Myth #3: A shiny car is clean.
I wish, but seeing is not believing. When clean, your car should feel like glass but it feels like sandpaper, it’s because you can feel the contaminants. Products like a clay bar can easily remove bonded contaminants, something that’s essential before applying polish or wax.
Myth #4: Clay bars should only be used by professionals.
Not True! It is easy. The bar (which comes in a kit) is able to grab and gently remove all bonded contaminants (like tree sap and road rubber). Go ahead and try it!
Myth #5: Waxing removes swirl marks.
Not True. Swirl marks (scratches on the paint surface) can only be removed by getting to the bottom of them. This depends on how deep the scratch is. Micro-fine scratches can be fixed with a non-abrasive paint cleaner; moderate ones may require something more serious; deeper swirl marks may need professional help.
Myth #6: There is no difference between polishing and waxing.
Polishing creates a brilliant high-gloss surface; waxing protects the vehicle’s finish by coating it with wax polymers, resins and silicones (which means waxing won’t make a dull surface shiny).
Myth #7: Machine polishers damage the paint finish.
Speed is the key; a dual-action polisher or orbital buffer shouldn’t be a problem for even the most inexperienced. Not so with rotary buffers, which operate at much higher RPMs and are best left to the pros.
Myth #8: Diapers, t-shirts and flannel make good cleaning cloths.
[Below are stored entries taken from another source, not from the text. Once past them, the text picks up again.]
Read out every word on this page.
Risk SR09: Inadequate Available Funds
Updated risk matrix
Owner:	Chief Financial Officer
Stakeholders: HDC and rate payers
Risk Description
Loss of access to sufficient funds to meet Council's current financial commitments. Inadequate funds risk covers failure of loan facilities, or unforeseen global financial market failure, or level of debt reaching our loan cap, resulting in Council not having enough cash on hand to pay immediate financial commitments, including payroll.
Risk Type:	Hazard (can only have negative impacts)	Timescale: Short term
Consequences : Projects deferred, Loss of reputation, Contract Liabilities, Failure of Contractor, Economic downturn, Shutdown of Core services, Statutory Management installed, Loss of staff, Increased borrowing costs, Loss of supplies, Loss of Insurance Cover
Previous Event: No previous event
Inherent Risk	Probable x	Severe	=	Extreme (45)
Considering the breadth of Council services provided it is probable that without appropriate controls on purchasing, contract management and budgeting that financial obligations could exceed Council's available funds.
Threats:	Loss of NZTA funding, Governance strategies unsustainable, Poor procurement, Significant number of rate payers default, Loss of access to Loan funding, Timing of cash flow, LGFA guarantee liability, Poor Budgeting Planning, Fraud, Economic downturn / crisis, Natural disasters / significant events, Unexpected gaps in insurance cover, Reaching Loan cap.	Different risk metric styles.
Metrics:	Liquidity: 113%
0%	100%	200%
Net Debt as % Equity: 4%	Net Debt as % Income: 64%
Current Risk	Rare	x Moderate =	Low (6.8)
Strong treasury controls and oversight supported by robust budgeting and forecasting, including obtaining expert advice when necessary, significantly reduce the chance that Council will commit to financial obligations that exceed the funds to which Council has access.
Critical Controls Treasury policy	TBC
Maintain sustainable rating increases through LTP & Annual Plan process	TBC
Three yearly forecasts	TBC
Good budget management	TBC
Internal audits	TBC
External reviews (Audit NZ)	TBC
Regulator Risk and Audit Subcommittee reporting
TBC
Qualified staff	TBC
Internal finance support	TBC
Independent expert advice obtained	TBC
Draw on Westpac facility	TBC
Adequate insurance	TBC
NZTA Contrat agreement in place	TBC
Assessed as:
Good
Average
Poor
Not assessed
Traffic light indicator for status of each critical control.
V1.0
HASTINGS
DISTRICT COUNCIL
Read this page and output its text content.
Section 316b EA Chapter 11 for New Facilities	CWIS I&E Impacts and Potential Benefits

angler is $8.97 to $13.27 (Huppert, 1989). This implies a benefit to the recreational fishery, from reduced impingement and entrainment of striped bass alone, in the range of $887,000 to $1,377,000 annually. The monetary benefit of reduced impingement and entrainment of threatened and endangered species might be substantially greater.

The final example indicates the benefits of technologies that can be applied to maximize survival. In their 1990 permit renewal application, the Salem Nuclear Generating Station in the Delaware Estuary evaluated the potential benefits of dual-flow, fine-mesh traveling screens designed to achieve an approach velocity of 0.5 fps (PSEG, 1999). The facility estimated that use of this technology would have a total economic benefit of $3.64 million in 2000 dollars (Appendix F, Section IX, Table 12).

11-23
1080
A smooth surface actually scratches the surface! No kidding. A premium terrycloth microfiber towel is what’s recommended — the surface creates a buffer zone that will pick up the bad stuff, and it won’t grind it into the paint finish.
Myth #9: Paste wax offers greater protection than liquid wax.
While this once was true, times have changed. In the old days, we used carnauba wax, which was the hardest natural wax available. Fifty years later we have synthetic waxes, polymers and resins that have far more resilience than carnauba and enhance the gloss. Interestingly, carnauba (which people still want to see in a product) actually grays the surface of a vehicle.
Myth #10: Once a car is waxed, regularly protecting the paint finish becomes unnecessary.
Remember that tree sap and tire rubber? It’s never-ending, which means so is the need to remove it. The best strategy: Remove the contaminants with a mist-and-wipe product before they have time to bond to the vehicle’s paint.